While the clinical efficacy of aspirin in cerebral thrombosis prevention has been well established, its mechanism
of action is still controversial. In an effort to better understand these mechanisms and to identify potential biomarkers,
comparative proteomic analysis between 18 patients both pre-aspirin treatment at the time of cerebral thrombotic onset
(control group) and post-aspirin treatment (experiment group) was carried out using two-dimensional gel electrophoresis
(2-DE) in combination with matrix-assisted laser desorption ionization time of flight mass spectrometry (MALDITOF/
MS). Of the 228 2-DE identified differentially expressed protein spots, 11 proteins showed more than a 1.5-fold difference.

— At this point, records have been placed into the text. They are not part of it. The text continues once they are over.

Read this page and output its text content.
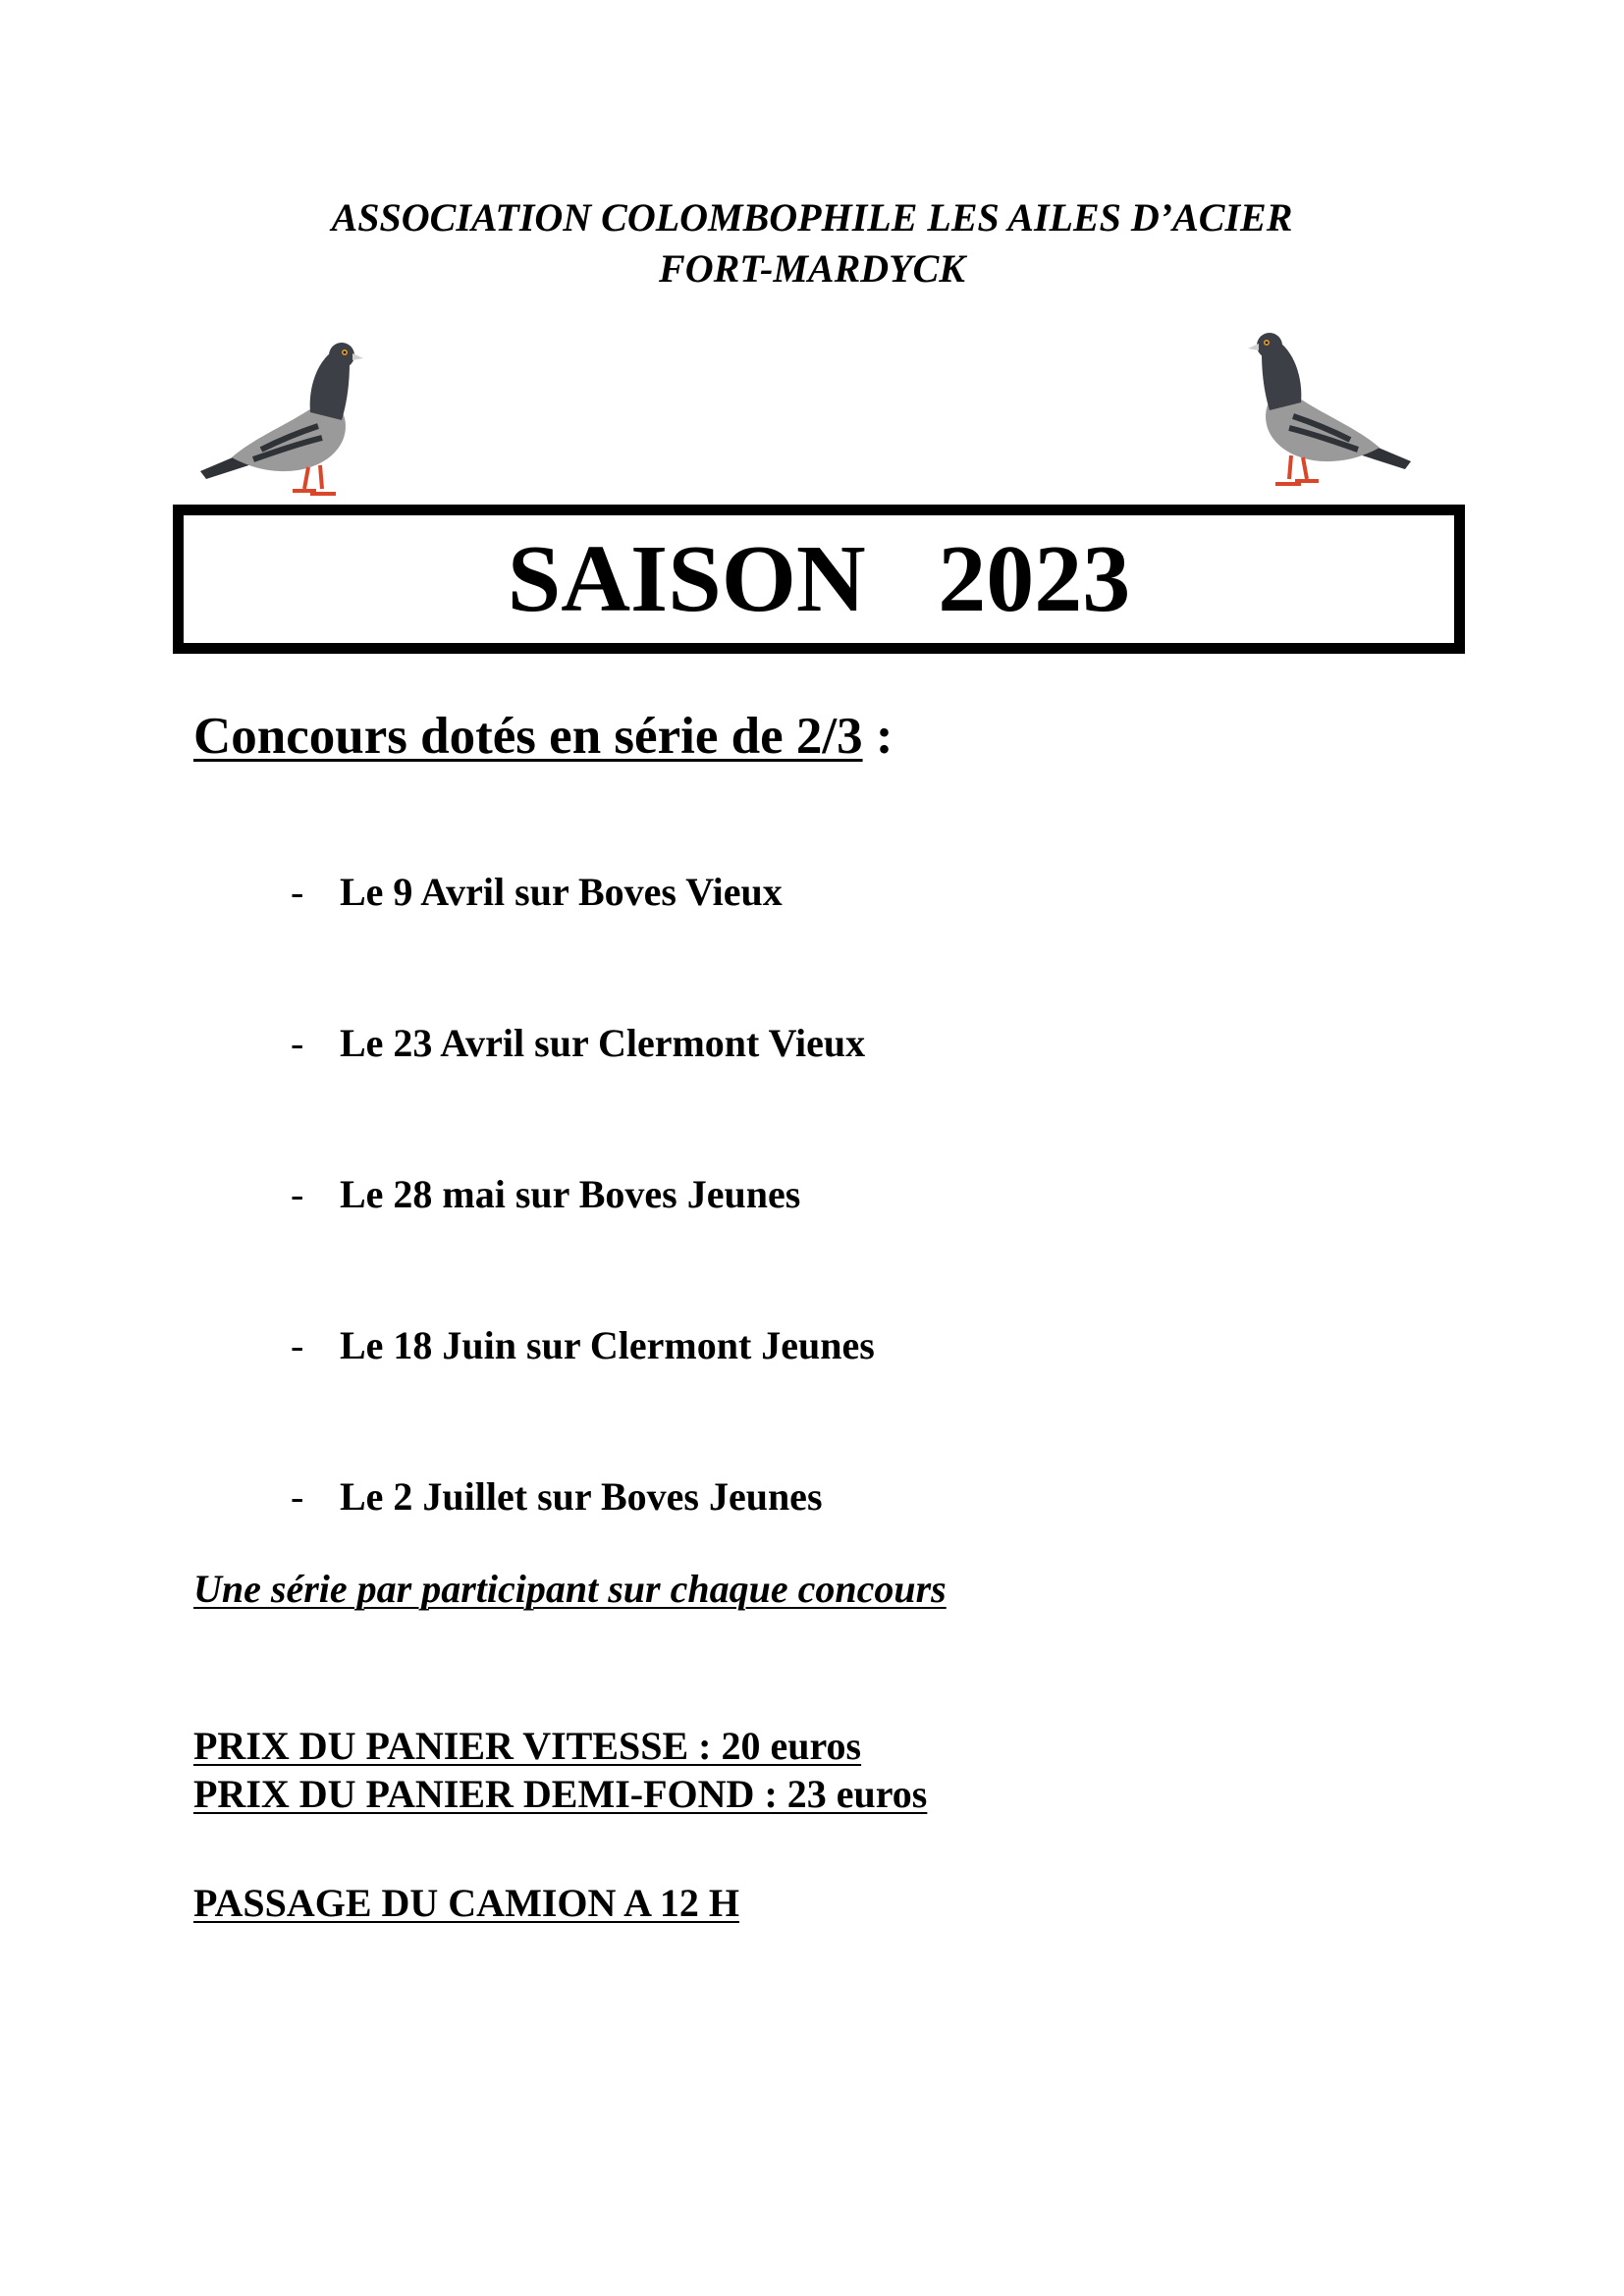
ASSOCIATION COLOMBOPHILE LES AILES D’ACIER
FORT-MARDYCK
SAISON   2023
Concours dotés en série de 2/3 :
- Le 9 Avril sur Boves Vieux
- Le 23 Avril sur Clermont Vieux
- Le 28 mai sur Boves Jeunes
- Le 18 Juin sur Clermont Jeunes
- Le 2 Juillet sur Boves Jeunes
Une série par participant sur chaque concours
PRIX DU PANIER VITESSE : 20 euros
PRIX DU PANIER DEMI-FOND : 23 euros
PASSAGE DU CAMION A 12 H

Of these, vitamin D-binding protein (DBP) and actin were further examined via Western blot and showed consistent
results, with DBP levels significantly increased post-aspirin treatment (114.04 ± 16.69) relative to pre-treatment
(66.33 ± 5.61) while actin showed the opposite trend (p < 0.01 for both comparisons). Next, co-immunoprecipitation
analysis of DBP and actin showed direct binding. Furthermore, a protein–protein interaction network of DBP and the
other differentially expressed proteins was constructed using Ingenuity Pathway Analysis software. These results suggest
that DBP acts in the actin scavenge system and consequently the increase in DBP levels correlated with aspirin therapy in
cerebral thrombotic patients. These findings also suggest that aspirin may prevent platelet aggregation and thrombosis
through the actions of DBP and other DBP related proteins.